Swiss head to polls amid immigrant, EU debt fears
Switzerland votes Sunday for a new parliament, with fears over immigration and the impact of the eurozone's public debt crisis set to sway voters towards the far-right.
With an unemployment rate of just 2.8 percent and healthy public finances and output figures, the alpine state is an island of prosperity in Europe.
Nevertheless, the far-right Swiss People's Party (SVP) appears to have struck a chord with the population through its aggressive campaign claiming that the "mass immigration" of foreigners was taking away Swiss jobs.
Voters had already received their ballot slips over two weeks ago, and with school holidays underway in many cantons, most have already cast their votes by post.
Polling stations will be open for a few hours on Sunday morning, but ballot boxes will be sealed by mid-day and sent to counting centres.
Results are set to trickle in as early as an hour later, with the small half canton of Appenzell Ausserhoden expected to announce their results at 1pm local time (1100 GMT).
Analysts do not expect any surprises emerging from the polls, although they note that a key issue would be whether the SVP manages to improve its 2007 score of 28.8 percent.

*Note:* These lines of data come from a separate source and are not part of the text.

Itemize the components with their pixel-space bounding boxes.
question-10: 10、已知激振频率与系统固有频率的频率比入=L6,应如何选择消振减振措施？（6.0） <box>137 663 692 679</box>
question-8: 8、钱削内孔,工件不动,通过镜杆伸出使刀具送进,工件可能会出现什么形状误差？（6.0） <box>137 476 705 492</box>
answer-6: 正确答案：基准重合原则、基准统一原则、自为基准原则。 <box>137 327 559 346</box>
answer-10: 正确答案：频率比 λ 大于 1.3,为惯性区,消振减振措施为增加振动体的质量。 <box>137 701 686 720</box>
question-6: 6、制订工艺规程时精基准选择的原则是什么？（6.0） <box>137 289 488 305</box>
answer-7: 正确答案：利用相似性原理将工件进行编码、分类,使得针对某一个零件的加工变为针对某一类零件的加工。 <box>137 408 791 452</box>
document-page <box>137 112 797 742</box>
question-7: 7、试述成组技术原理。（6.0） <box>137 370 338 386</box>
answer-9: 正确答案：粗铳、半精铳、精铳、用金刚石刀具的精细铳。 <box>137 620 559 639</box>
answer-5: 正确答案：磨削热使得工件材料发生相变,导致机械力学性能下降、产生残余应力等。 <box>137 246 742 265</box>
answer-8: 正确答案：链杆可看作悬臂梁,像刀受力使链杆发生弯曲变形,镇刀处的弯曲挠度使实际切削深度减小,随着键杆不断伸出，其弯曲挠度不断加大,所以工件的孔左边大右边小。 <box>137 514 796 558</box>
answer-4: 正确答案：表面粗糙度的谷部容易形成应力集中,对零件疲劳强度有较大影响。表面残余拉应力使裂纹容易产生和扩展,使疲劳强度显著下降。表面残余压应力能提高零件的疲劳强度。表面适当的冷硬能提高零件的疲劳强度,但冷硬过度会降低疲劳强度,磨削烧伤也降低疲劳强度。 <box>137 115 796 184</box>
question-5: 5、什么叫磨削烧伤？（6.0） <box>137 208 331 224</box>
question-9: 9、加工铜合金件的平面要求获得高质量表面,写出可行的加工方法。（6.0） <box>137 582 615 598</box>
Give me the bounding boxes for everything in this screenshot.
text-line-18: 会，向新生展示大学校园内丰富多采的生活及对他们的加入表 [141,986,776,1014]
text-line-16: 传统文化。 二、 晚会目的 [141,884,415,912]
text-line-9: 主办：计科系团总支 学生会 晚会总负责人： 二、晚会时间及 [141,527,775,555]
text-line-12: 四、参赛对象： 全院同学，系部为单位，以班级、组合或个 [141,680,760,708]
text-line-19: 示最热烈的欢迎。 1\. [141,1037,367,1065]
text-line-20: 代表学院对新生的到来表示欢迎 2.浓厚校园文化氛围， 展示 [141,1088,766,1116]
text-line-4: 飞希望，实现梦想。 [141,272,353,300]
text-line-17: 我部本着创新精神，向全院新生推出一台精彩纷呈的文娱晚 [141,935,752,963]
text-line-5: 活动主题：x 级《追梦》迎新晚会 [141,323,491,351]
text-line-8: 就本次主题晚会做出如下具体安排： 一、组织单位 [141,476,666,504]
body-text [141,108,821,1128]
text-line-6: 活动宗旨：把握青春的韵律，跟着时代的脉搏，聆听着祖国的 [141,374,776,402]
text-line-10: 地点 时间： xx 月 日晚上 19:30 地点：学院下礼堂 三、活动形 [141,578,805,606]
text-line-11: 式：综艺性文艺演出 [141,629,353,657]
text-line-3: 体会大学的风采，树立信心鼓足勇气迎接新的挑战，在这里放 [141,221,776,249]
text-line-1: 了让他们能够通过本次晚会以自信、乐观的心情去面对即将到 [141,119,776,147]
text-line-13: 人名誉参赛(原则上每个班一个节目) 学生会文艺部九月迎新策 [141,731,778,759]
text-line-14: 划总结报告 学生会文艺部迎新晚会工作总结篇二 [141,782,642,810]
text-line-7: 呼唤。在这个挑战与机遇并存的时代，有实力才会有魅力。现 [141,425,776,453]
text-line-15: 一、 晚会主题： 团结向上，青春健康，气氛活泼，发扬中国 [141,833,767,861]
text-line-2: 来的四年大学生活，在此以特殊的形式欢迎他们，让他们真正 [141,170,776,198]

"An important issue at stake is whether the SVP will manage to maintain its 2007 score or improve it," said Pascal Sciarini, a political analyst.
"It's a very important point because it would mark the first time that a party has surpassed the 30 percent mark in Switzerland, which has not been the case since 1919," he added.
What is clear is that the party's anti-immigration platform appears to have gained traction.
Opinion polls indicate that immigration is the biggest concern of the Swiss.
Kevin Wolf, a student at the University of Geneva, said ahead of the polls that for him, the country's immigration policy "doesn't work."
"It's a problem of integrating the people into our society which is different from the countries where they come from so I don't think foreigners are the problem but the immigration and the integration is the problem," he said.
Foreigners made up 22.3 percent of the country's 7.9 million people at the end of August, 2011.